Strategies for Successful Migration

The material in the book is organized in exactly the way you need to digest it. The first chapter is a quick explanation of what Python 3 is, with guidance for deciding when, and whether, to make the switch. Chapter two covers strategies for migrating, either all at once or during installation so that both Python 2 and 3 can be supported with the same code base.

Next, the author helps you prepare for the porting effort by providing tips for bringing your code into the best beginning state. He covers the process for staging the migration by getting the code to run correctly under Python 2.7, possibly with a compatibility layer so that the same source can run under Python 3 as well.

The author helps you prepare by providing tips for bringing your code into the best beginning state.

Chapter 4 introduces 2to3, the primary tool for automatically porting Python 2 code to run under Python 3. 2to3 supports a large number of conversions, but no automatic solution is going to be perfect, so chapter 5 explains how to address the most commonly found cases where the tool may have made the wrong decision or where it could not translate the code at all.

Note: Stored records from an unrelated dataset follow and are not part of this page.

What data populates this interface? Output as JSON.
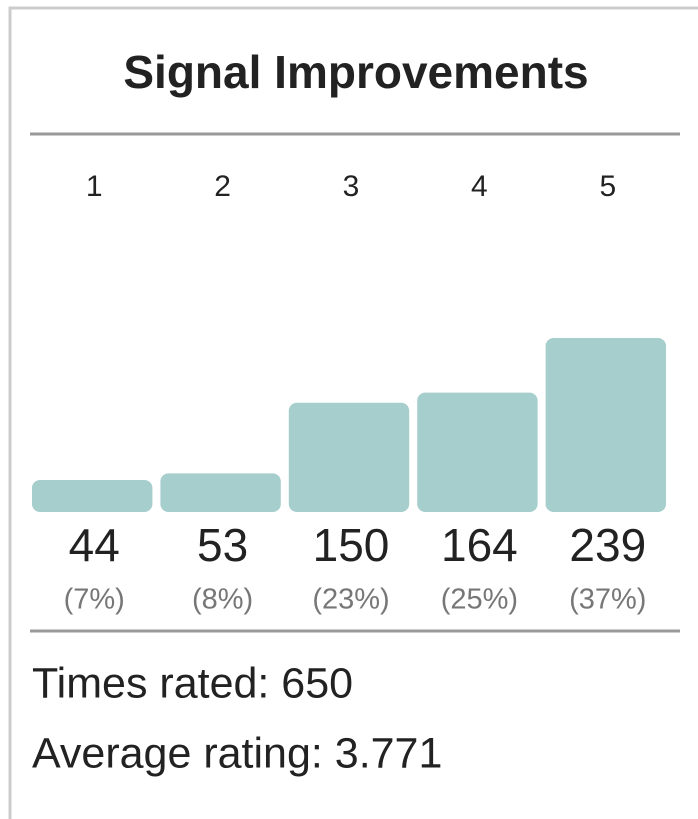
{
  "title": "Signal Improvements",
  "ratings": [
    {
      "label": "1",
      "count": 44,
      "percent": "(7%)"
    },
    {
      "label": "2",
      "count": 53,
      "percent": "(8%)"
    },
    {
      "label": "3",
      "count": 150,
      "percent": "(23%)"
    },
    {
      "label": "4",
      "count": 164,
      "percent": "(25%)"
    },
    {
      "label": "5",
      "count": 239,
      "percent": "(37%)"
    }
  ],
  "summary": [
    "Times rated: 650",
    "Average rating: 3.771"
  ],
  "bar_color": "#a6cecd"
}
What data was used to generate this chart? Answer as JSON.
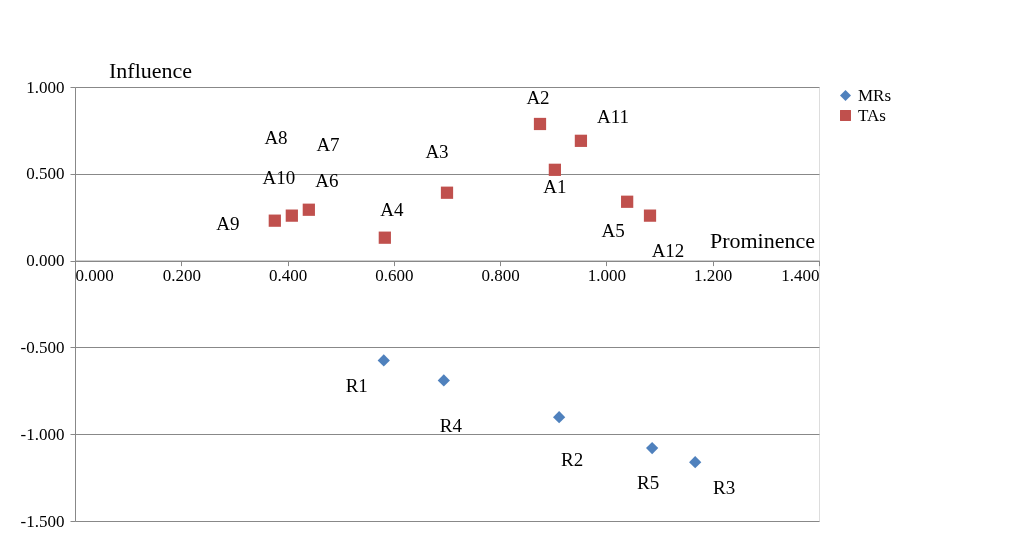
{
  "chart_data": {
    "type": "scatter",
    "xlabel": "Prominence",
    "ylabel": "Influence",
    "xlim": [
      0,
      1.4
    ],
    "ylim": [
      -1.5,
      1.0
    ],
    "xticks": [
      {
        "value": 0,
        "label": "0.000"
      },
      {
        "value": 0.2,
        "label": "0.200"
      },
      {
        "value": 0.4,
        "label": "0.400"
      },
      {
        "value": 0.6,
        "label": "0.600"
      },
      {
        "value": 0.8,
        "label": "0.800"
      },
      {
        "value": 1.0,
        "label": "1.000"
      },
      {
        "value": 1.2,
        "label": "1.200"
      },
      {
        "value": 1.4,
        "label": "1.400"
      }
    ],
    "yticks": [
      {
        "value": -1.5,
        "label": "-1.500"
      },
      {
        "value": -1.0,
        "label": "-1.000"
      },
      {
        "value": -0.5,
        "label": "-0.500"
      },
      {
        "value": 0,
        "label": "0.000"
      },
      {
        "value": 0.5,
        "label": "0.500"
      },
      {
        "value": 1.0,
        "label": "1.000"
      }
    ],
    "grid": "y",
    "legend": "right",
    "series": [
      {
        "name": "MRs",
        "color": "#4f81bd",
        "marker": "diamond",
        "x": [
          0.581,
          0.694,
          0.911,
          1.086,
          1.167
        ],
        "values": [
          -0.575,
          -0.69,
          -0.902,
          -1.08,
          -1.161
        ]
      },
      {
        "name": "TAs",
        "color": "#c0504d",
        "marker": "square",
        "x": [
          0.376,
          0.408,
          0.44,
          0.583,
          0.7,
          0.875,
          0.903,
          0.952,
          1.039,
          1.082
        ],
        "values": [
          0.23,
          0.259,
          0.293,
          0.132,
          0.391,
          0.787,
          0.523,
          0.69,
          0.339,
          0.259
        ]
      }
    ],
    "annotations": [
      {
        "text": "A2",
        "x": 0.875,
        "y": 0.787
      },
      {
        "text": "A11",
        "x": 0.952,
        "y": 0.69
      },
      {
        "text": "A3",
        "x": 0.7,
        "y": 0.391
      },
      "A8",
      "A7",
      {
        "text": "A10",
        "x": 0.408,
        "y": 0.259
      },
      {
        "text": "A6",
        "x": 0.44,
        "y": 0.293
      },
      {
        "text": "A9",
        "x": 0.376,
        "y": 0.23
      },
      {
        "text": "A4",
        "x": 0.583,
        "y": 0.132
      },
      {
        "text": "A1",
        "x": 0.903,
        "y": 0.523
      },
      {
        "text": "A5",
        "x": 1.039,
        "y": 0.339
      },
      {
        "text": "A12",
        "x": 1.082,
        "y": 0.259
      },
      {
        "text": "R1",
        "x": 0.581,
        "y": -0.575
      },
      {
        "text": "R4",
        "x": 0.694,
        "y": -0.69
      },
      {
        "text": "R2",
        "x": 0.911,
        "y": -0.902
      },
      {
        "text": "R5",
        "x": 1.086,
        "y": -1.08
      },
      {
        "text": "R3",
        "x": 1.167,
        "y": -1.161
      }
    ]
  }
}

Chapter 6 lists the cases where using more “modern idioms” will either make the code easier to maintain for both Python 2 and 3, or make it run more cleanly under Python 3.

Advanced Topics

The rest of the chapters are about more advanced topics, including techniques for supporting Python 2 and 3 without using 2to3; changes in the C API that affect extension modules; and customizing 2to3 to handle cases that appear in your code, but are not common enough to already be addressed by the core library.

Handy Reference

The appendices provide concise reference list of common porting issues and their solutions, so it is not necessary to search the entire book for a fix when you encounter a problem. There is also a list of the standard library modules that have been renamed or otherwise reorganized, something I will find especially useful while working on PyMOTW.

Conclusions

Porting to Python 3 is self-published, and that shows in some of the rough edges. But those do not detract from the value of the information and advice that it contains. I recommend it for developers preparing to migrate their code base, especially if there is enough code to make it a major project. Programmers who want to support both 2 and 3 at the same time will also find helpful information.

Sample Chapter

The website for the book has chapter two, Migration Strategies, available for free.

Disclaimer: I received a free review copy of this book from the author.